Concorsi, via libera dal Governo a 9.300 assunzioni nella PA nel 2026: Ecco tutte le opportunità in agenzie e ministeri

Concorso pubblico 1

Il Dpcm firmato dal ministro per la Pubblica amministrazione Paolo Zangrillo e dal ministro dell’Economia Giancarlo Giorgetti ha dato il via libera a un massiccio piano di reclutamento che prevede l’ingresso di 9.300 unità di personale a tempo indeterminato.

Questo intervento, che mobilita un investimento complessivo stimato in circa 300 milioni di euro, mira a colmare i vuoti d’organico accumulati negli anni nella Pubblica amministrazione e a promuovere un necessario ricambio generazionale.

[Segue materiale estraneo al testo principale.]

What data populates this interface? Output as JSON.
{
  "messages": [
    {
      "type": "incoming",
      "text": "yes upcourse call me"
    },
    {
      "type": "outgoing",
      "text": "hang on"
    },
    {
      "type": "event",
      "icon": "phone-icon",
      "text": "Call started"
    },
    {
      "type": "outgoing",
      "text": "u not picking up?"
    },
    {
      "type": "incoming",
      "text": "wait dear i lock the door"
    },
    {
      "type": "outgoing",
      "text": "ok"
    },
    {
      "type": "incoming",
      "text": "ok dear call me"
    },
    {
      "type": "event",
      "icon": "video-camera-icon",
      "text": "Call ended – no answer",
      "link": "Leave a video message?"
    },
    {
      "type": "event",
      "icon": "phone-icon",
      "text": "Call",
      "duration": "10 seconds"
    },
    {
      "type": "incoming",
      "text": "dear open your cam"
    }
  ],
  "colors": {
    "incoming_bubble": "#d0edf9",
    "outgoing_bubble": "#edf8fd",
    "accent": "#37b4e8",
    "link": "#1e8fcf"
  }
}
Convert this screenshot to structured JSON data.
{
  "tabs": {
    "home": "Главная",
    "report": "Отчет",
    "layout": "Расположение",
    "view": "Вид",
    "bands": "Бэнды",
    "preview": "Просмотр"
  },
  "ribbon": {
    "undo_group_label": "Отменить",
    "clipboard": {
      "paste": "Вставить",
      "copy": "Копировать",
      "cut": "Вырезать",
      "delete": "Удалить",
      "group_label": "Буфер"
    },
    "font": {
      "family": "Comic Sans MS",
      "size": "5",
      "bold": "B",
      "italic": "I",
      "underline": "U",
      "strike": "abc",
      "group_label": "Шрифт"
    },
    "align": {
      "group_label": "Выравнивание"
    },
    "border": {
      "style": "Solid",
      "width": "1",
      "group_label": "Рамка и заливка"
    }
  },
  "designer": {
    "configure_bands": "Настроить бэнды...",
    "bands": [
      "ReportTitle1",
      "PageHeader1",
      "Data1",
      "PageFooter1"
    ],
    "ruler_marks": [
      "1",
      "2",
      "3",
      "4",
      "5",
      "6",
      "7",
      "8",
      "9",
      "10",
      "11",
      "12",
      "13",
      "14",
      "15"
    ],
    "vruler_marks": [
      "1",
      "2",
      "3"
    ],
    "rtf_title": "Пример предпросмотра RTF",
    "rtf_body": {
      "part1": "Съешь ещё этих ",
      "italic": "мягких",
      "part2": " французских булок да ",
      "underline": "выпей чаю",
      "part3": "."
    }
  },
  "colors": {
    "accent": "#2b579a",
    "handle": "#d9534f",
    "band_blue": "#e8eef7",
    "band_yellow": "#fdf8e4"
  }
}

I pilastri del piano: Difesa, interno e welfare

Nei numeri, il decreto rivela una concentrazione delle risorse su settori vitali per la sicurezza e i servizi al cittadino. Il decreto distribuisce il personale tra 21 amministrazioni pubbliche, ma sono quattro gli enti che assorbiranno la quota più consistente dei nuovi ingressi.

Il ministero della Difesa è in cima alla lista con 2.424 assunzioni, a conferma della necessità di rafforzare le strutture logistiche e amministrative del comparto militare. Segue il ministero dell’Interno a cui sono riservate 1.622 assunzioni.

Poi c’è l’Istituto nazionale della previdenza sociale che vedrà l’ingresso di 1.516 unità, fondamentali per gestire l’imponente carico di pratiche legate al welfare e alle pensioni. A seguire ancora c’è l’Agenzia delle Entrate con 1.272 assunzioni: l’obiettivo è chiaramente il potenziamento della lotta all’evasione e il miglioramento del rapporto con il contribuente.

Oltre a questi colossi, il piano coinvolge la Presidenza del Consiglio dei ministri, agenzie fiscali, enti pubblici non economici ed enti parco nazionali, delineando una copertura capillare della macchina statale.

Non solo “impiegati”, è caccia alle competenze specialistiche

Uno degli aspetti più interessanti del provvedimento riguarda l’eterogeneità dei profili ricercati. Le fonti indicano che la Pubblica amministrazione non è più solo alla ricerca del “funzionario amministrativo” tradizionale, ma punta a competenze tecniche e gestionali elevate. Tra le figure previste nel decreto figurano dirigenti e personale con elevate professionalità, per i quali sono previsti stipendi base che possono superare i 100mila euro.

Professionisti tecnici e medici Inps, necessari per la digitalizzazione e i servizi specialistici. Magistrati del Tar, a sottolineare l’esigenza di potenziare anche la giustizia amministrativa. Assistenti e operatori, per garantire il supporto operativo quotidiano. Questa varietà di figure riflette l’esigenza di rispondere alla trasformazione digitale e all’evoluzione dei servizi pubblici, richiedendo professionalità in grado di gestire la complessità moderna.

Il contrasto al “turnover” negativo

Il ministro Paolo Zangrillo ha chiarito che questo intervento è figlio di una nuova stagione di investimenti, resa possibile dalle ultime leggi di bilancio. Dopo anni di stagnazione e di ridotta attenzione verso il comparto pubblico, l’obiettivo dichiarato è migliorare l’efficienza dei servizi per cittadini e imprese, riducendo al contempo il carico di lavoro che grava sul personale attualmente in servizio, spesso sottodimensionato a causa dell’ondata di pensionamenti degli ultimi anni.

Inoltre, il Governo ha avviato le attività per i rinnovi contrattuali del triennio 2025-2027, a dimostrazione della volontà di rendere il lavoro pubblico nuovamente attrattivo non solo in termini di stabilità, ma anche economici. Un dettaglio tecnico di grande rilievo contenuto nel Dpcm riguarda lo sblocco di procedure pregresse. Il decreto chiarisce infatti che le facoltà assunzionali relative agli anni precedenti al 2025 si considerano già esercitate con la semplice pubblicazione del bando di concorso.

Questo passaggio interpretativo era molto atteso dagli enti pubblici per programmare con certezza le procedure ancora da avviare, eliminando dubbi burocratici che rischiavano di rallentare i reclutamenti. Attualmente, il testo è in attesa della registrazione della Corte dei conti. Una volta superato questo vaglio, verrà pubblicato in Gazzetta Ufficiale, diventando pienamente operativo. Da quel momento, le amministrazioni potranno dare il via ai bandi che saranno aperti tramite concorso, offrendo migliaia di opportunità a giovani e professionisti.